According to figures released by the Czech Statistical Office the number of foreigners in the Czech Republic has been steadily growing. In 1997 they made up just over two percent of the population; in 2009 they accounted for 4 percent of the country’s 10.5 million inhabitants. The highest number of foreigners come from Ukraine, followed by Slovak, Vietnamese, Russian and Polish nationals. Despite the steady rise, the Czech Republic is still below the European average which is currently at 6 percent. Luxemburg is at the opposite end of the scale with foreigners making up 40 percent of the population.
The heavy snow over the past few weeks is reported to have caused millions of crowns in damages. The country’s leading insurer Česká Pojištovna said on Friday its clients had filed over 4,400 claims to the tune of over 100 million crowns. The vast majority of the claims concern damage to roofs, which collapsed under the weight of heavy snow or cars demolished by falling snow and ice when the cold snap was replaced by a thaw. Other insurance companies around the country also report a steep rise in claims. The hardest hit regions appear to be central Bohemia and north Moravia.

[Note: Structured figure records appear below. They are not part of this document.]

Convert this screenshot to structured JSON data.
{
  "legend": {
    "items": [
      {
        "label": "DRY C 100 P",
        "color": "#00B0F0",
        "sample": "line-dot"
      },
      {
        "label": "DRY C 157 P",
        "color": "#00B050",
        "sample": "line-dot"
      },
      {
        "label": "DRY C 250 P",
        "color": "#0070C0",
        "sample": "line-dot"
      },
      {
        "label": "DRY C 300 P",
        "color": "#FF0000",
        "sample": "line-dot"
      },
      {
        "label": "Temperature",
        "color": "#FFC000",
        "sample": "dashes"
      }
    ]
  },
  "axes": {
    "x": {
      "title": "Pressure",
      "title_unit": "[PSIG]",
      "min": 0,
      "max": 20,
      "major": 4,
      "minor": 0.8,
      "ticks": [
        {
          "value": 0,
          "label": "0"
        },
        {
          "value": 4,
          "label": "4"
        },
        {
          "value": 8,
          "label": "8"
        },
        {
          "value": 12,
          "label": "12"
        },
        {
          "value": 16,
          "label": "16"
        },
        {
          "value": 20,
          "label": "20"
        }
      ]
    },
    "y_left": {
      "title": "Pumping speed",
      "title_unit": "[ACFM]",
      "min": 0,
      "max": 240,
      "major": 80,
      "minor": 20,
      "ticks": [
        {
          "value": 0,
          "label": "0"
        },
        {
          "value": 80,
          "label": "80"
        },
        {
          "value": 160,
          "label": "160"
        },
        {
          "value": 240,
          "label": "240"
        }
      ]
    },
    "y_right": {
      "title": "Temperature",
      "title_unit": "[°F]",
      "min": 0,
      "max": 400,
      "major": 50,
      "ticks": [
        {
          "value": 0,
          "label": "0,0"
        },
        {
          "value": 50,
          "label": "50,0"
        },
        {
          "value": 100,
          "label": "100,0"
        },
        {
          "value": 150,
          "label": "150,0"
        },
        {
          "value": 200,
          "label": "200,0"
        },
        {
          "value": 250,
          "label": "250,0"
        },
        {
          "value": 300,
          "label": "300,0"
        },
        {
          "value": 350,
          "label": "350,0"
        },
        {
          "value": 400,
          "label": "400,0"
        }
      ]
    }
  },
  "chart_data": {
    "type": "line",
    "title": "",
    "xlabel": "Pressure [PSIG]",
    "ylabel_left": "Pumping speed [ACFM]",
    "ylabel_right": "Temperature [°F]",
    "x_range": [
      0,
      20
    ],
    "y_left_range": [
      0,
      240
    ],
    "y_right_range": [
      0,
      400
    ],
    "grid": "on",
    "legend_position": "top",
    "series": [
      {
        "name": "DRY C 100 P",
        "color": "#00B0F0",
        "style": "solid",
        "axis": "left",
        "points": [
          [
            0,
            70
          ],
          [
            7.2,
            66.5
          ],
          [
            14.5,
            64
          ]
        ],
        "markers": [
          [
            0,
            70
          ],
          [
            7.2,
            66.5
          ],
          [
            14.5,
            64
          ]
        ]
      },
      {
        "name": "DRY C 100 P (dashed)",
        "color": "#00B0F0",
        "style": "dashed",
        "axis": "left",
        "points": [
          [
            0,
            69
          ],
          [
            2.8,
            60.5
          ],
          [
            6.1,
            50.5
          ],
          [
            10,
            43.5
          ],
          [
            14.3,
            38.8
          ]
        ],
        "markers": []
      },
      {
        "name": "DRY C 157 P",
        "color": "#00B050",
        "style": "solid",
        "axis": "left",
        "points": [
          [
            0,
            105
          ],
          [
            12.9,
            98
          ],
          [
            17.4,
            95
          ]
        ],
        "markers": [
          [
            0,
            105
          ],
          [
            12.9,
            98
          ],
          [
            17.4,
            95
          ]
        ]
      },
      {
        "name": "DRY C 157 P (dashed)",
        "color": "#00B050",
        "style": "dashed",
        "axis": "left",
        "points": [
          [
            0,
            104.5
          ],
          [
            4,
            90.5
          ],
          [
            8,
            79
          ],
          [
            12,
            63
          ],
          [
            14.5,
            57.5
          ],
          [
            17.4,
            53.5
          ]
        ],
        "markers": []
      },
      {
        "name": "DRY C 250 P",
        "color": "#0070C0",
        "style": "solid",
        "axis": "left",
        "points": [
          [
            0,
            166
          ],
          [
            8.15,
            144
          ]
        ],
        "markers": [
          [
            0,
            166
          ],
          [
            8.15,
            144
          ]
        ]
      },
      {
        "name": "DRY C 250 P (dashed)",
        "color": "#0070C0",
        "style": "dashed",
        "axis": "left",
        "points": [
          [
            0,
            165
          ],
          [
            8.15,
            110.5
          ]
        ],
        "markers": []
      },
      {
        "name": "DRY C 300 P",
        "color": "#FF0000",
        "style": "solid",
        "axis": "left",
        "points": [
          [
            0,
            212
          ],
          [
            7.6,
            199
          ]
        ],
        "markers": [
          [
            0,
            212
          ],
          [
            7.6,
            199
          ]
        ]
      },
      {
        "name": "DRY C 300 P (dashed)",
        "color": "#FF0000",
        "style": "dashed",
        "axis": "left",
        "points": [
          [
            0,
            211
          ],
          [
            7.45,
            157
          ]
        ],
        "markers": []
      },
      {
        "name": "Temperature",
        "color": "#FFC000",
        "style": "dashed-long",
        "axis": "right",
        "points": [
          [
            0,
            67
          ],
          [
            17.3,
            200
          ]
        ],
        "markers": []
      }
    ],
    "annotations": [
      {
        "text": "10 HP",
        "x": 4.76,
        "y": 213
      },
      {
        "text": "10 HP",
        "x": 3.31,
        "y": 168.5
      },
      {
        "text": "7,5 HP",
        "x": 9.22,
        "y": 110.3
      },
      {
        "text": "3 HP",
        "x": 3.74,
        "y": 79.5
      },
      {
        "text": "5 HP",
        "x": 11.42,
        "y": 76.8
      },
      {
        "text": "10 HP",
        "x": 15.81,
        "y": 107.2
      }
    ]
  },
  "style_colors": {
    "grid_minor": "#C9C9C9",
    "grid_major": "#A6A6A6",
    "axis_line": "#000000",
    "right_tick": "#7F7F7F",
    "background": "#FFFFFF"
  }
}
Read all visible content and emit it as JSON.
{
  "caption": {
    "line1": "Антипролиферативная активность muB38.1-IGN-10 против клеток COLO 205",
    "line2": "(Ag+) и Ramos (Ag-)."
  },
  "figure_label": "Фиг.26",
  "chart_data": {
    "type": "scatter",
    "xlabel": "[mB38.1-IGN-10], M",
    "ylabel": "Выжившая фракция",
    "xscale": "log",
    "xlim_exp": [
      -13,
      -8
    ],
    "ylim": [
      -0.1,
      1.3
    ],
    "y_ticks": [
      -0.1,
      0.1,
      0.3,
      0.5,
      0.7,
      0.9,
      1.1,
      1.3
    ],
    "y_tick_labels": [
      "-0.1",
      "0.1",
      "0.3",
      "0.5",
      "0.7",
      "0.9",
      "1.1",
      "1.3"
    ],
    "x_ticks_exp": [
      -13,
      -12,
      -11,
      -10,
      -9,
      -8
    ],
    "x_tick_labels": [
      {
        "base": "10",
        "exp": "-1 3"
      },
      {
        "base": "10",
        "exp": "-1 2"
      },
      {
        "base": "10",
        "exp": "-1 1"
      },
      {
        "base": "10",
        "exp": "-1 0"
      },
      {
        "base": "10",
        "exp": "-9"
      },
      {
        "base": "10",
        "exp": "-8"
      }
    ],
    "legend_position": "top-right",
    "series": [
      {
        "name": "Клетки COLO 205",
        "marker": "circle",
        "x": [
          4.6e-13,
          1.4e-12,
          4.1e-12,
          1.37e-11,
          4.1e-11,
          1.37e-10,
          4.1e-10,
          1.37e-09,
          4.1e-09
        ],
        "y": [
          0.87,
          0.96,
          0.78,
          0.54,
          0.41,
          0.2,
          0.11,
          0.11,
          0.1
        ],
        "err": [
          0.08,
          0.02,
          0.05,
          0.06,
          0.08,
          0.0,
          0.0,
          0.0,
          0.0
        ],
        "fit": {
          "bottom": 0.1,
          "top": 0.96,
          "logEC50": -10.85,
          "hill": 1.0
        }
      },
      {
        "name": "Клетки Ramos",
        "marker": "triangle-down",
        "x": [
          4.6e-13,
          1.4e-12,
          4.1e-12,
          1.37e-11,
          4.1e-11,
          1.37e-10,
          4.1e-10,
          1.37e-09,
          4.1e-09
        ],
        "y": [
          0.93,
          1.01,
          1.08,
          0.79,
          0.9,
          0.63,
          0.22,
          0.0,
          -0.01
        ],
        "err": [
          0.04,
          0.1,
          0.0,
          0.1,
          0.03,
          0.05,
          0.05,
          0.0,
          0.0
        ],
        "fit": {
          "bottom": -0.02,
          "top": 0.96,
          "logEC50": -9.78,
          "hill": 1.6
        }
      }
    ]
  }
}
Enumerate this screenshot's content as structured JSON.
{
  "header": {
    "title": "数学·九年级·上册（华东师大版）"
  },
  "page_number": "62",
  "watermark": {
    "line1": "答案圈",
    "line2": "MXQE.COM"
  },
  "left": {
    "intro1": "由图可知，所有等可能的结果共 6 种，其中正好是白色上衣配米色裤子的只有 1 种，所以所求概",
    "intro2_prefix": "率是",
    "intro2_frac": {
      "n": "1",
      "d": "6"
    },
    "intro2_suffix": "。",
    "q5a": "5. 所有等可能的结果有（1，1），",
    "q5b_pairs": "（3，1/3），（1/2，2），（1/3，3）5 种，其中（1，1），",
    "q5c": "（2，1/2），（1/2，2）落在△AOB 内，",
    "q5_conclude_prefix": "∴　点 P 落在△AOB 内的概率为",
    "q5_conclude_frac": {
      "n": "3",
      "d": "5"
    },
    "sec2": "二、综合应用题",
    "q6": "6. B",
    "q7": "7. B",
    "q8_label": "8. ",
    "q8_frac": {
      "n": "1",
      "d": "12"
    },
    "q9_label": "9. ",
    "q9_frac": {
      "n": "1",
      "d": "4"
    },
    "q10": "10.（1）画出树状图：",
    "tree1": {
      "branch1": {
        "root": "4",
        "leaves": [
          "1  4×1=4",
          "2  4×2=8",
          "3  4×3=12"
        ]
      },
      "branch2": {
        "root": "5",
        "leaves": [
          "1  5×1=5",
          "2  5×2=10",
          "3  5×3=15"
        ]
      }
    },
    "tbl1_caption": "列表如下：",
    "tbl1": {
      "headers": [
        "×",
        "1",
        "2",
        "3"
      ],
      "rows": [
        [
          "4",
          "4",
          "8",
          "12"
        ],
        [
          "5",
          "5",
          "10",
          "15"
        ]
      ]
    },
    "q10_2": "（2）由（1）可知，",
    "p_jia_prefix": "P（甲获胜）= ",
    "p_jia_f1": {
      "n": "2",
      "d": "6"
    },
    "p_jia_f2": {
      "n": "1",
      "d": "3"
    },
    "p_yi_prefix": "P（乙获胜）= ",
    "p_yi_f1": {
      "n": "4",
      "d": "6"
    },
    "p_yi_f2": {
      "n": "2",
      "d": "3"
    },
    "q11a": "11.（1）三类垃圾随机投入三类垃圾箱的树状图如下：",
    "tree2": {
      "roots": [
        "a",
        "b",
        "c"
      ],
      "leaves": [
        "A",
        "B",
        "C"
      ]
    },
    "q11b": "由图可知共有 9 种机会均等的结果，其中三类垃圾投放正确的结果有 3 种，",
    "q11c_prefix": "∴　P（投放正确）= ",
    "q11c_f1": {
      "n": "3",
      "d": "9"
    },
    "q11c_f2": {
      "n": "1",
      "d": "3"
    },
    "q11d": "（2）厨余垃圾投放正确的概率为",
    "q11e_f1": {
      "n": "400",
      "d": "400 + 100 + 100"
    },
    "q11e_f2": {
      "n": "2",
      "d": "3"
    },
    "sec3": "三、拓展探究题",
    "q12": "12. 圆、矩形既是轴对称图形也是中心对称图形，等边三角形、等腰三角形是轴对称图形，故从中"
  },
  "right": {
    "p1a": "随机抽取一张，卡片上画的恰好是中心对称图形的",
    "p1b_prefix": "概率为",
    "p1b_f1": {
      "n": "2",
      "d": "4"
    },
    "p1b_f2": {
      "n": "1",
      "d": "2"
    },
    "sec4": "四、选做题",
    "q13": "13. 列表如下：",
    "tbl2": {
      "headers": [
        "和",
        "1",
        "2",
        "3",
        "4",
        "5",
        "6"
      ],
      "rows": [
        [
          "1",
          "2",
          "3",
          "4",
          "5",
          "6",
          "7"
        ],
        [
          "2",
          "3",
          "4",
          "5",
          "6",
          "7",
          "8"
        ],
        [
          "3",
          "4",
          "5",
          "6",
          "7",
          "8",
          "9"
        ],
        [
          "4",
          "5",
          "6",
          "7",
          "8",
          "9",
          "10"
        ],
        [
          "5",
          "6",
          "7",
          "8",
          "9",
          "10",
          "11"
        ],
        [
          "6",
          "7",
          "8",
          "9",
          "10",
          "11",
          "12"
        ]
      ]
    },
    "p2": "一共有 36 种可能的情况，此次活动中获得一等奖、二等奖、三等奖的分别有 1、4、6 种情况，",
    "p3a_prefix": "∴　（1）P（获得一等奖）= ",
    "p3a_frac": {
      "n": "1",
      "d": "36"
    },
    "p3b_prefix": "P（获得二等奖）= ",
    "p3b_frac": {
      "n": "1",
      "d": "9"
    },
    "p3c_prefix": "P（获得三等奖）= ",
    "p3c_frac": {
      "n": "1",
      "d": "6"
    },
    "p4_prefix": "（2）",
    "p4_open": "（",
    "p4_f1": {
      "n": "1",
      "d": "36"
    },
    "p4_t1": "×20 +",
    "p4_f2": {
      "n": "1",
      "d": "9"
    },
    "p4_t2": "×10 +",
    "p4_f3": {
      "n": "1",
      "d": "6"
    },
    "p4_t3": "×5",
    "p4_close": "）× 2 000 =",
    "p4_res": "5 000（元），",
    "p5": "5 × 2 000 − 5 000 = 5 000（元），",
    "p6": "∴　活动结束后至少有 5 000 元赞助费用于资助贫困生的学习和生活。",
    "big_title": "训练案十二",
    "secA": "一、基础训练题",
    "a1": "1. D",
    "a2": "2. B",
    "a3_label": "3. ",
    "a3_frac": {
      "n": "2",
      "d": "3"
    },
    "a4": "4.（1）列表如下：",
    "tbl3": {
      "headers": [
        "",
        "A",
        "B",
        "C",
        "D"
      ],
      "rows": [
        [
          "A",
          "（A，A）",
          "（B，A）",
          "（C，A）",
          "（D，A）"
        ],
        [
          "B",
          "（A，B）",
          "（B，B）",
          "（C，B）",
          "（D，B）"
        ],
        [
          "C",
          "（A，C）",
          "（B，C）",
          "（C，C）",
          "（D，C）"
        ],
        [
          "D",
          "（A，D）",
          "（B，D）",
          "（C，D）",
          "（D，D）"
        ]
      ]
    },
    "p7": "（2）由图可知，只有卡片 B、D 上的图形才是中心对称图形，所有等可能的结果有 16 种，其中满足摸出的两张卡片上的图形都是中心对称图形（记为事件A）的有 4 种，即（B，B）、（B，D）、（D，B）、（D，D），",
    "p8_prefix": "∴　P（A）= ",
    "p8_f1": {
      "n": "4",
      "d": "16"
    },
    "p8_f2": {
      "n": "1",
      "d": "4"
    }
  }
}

European Union President Herman Van Rompuy is on his first official visit
to Prague. On Friday morning the EU president met with the Czech prime
minister, Jan Fischer, for talks that focused on the economy, climate
change and the EU’s humanitarian effort in Haiti. In the afternoon Mr.
Rompuy met with President Václav Klaus, a well known opponent of EU
integration and the Lisbon Treaty.
The two officials said little about the content of their talks, though
President Klaus told journalists the meeting had done nothing to change his
view of the European Union.
Only last week Mr. Klaus criticized the new working structure of the European saying that there was no clear delimitation of powers and responsibilities. Mr. Herman Van Rompuy took up the post of EU President on January 1 and has since conducted a tour of EU member states.
The Czech Republic’s Karolína Plíšková has made it to the final of the Australian Open Junior’s Championship in Melbourne. The 17-year-old Plíšková could have faced her twin sister, Krystína, who was ousted in the other semi by the UK’s Laura Robson. In other tennis action, Czech player Jaroslav Levinský and his playing partner, Russian Jekaterina Makarova, have made it to the final in the mixed-doubles.
Thirteen percent of Czechs do not own a credit or payment card and make their payments exclusively in cash, according to the results of a survey commissioned by GE Money Bank. The reasons cited included fear of credit card fraud, the fact that they spend less when handing over cash, have a better idea of the state of their finances and the fact that there are still shops where paying with a card is not possible. Twenty one percent of respondents said they own more than one card, and 81 percent of respondents said they prefer to use a card over carrying cash. GE Money Bank says this is a big improvement on the situation three years ago when a third of the population said they did not own any kind of bank card.